- Understand the basics of a traditional media plan.
- Return to panel-based measurement for a true 1:1 consumer connection.
- Learn to plan and allocate across diverse upfront inventory to get the most from premium media.
“Parents just don’t understand”- DJ Jazzy Jeff, Will Smith
Growing up in the digital advertising world can give you the feeling that you’re the next best thing to sliced bread. There’s no better example of that than the prevailing industry narrative that “linear and digital coming together” means linear needs to “act more like digital.”
With that digital egocentric mentality, when I engage with broadcasters and traditional media buyers as the GM of Amobee ACCSS, it’s a humbling and educational experience to realize there’s a different—and dare I say better—way of buying media. In short, there are many lessons linear TV can teach us.
“Walk a mile in my shoes” – Elvis Presley
The value and practicality of having a real media plan
Ask a digital native for a media plan and they’ll rattle off a list of audience segments, targeting tactics, maybe give you a site list and a ballpark CPM. Look at a linear TV plan, and you’ll see a budget allocated to broadcasters and networks, dayparts and DMAs down to the penny or GRP. That linear TV plan serves as a detailed roadmap, a recipe of the exact ingredients that go into the TV cake. Ask any programmatic media buyer before they launch a campaign how much they’re going to spend on Yahoo or Pluto TV, and the best they can guess is “a lot.”
Digital advertisers and DSPs are really good at spending all your budget, and they’re also really good at hitting KPIs. But at no point is there an evaluation of “was that the best way to spend the money?” or “was that the absolute best result I could have gotten?” A TV media plan that looks at the exact budget allocated to networks and dayparts that will deliver the best results is done upfront and it requires true planning.
Linear TV lesson learned: Upfront allocation is something digital needs to adopt from linear immediately. It will lead to better campaign performance and more efficiencies for advertisers.
The importance of panel-based measurement for a 1:1 connection
John Wanamaker has become the unwitting poster child of the superiority of digital measurement. “Here you go, John. Here’s the advertising that was a half wasted. You’re welcome.”
For the past decade, 1:1 targeting and measurement has been digital’s ideal model, compared to the panel-based measurement world of linear TV. I remember being scoffed at in a meeting once as I was going through brand lift studies. “A brand study? With a panel? I’m not sure I can trust that,” someone said.
But the imminent cookie apocalypse will have a huge impact on the advertising industry. We need solutions that are purpose-built for advertising’s future and that protect consumer privacy. Panels of consumers have always been the primary means of measurement for linear TV and the basis of billions of dollars of media decisions. Today, panel-based measurement gives us real insight into the way linear and digital channels work together and provides us with measurement capabilities in places we could never—and still can’t—track 1:1.
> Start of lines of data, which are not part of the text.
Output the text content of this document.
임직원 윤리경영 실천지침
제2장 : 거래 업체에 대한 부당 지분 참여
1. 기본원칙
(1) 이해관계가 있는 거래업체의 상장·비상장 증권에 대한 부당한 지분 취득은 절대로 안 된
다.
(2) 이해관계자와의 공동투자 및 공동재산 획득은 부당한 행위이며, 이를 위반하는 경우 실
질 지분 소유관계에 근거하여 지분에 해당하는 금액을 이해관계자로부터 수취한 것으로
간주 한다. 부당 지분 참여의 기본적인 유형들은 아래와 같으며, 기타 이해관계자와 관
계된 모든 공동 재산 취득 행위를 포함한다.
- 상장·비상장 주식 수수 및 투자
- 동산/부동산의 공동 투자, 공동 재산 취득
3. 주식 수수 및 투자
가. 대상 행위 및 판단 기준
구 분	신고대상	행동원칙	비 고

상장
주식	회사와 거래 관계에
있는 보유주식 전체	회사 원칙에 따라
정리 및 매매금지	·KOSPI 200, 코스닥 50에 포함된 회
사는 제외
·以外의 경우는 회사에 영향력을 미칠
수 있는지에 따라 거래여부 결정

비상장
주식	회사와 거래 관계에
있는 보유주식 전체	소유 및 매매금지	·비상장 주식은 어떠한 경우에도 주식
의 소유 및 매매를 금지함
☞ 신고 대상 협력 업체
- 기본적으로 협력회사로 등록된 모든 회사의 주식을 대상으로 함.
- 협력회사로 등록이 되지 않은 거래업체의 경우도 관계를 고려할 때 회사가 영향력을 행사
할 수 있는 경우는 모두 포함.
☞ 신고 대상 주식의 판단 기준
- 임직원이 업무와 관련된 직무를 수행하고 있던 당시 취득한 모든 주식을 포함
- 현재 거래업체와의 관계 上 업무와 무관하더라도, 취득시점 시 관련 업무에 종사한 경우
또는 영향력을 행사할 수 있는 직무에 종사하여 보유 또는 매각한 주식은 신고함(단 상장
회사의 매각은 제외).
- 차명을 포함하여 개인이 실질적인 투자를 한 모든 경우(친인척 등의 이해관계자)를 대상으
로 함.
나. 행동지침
Linear TV lesson learned: With the pending demise of the cookie, the digital industry will need to accept and embrace panel-based measurement as the means for valuing media performance.
The advantage of planning and allocation against limited inventory
No kid likes to be told what they can’t do. Tell any trader that a DSP client wants a site list and an audible groan can be heard. In digital, we’ve grown up with abundance. Digital is focused on solving excess not scarcity problems. But with the ongoing threat of fraud and the growth of connected TV, the digital world is starting to look at premium inventory as “a thing” again.
But linear TV inventory has always been a constrained environment (there are only so many commercial breaks available). With limited supply, in bidded environments, prices tend to soar. As a result, advertisers need to commit to more upfront inventory and execute via direct buys or programmatic guarantees. Knowing how to navigate that goes back to having a plan and taking a minute to look at the forest, not the trees. It’s not about entering into a bidding war to win every impression. Given any constraint, there is still an optimal allocation of budget that needs to be planned and executed upfront.
Linear TV lesson learned: By understanding how linear TV buyers navigate constrained inventory sources, digital advertisers can apply those lessons to how they plan programmatic guaranteed and private marketplace deals for more holistic media buys and activations.
Shared learnings and skill sets are key to TV-digital convergence
Convergence and the coming together of linear and digital needs to borrow the best from both worlds. Taking the air of superiority and assuming the world is going to operate like digital does is alienating, naive, and runs the risk of not taking advantage of a lot of meaningful and historical knowledge that will make us all better at our jobs. The start of this journey is to understand both sides.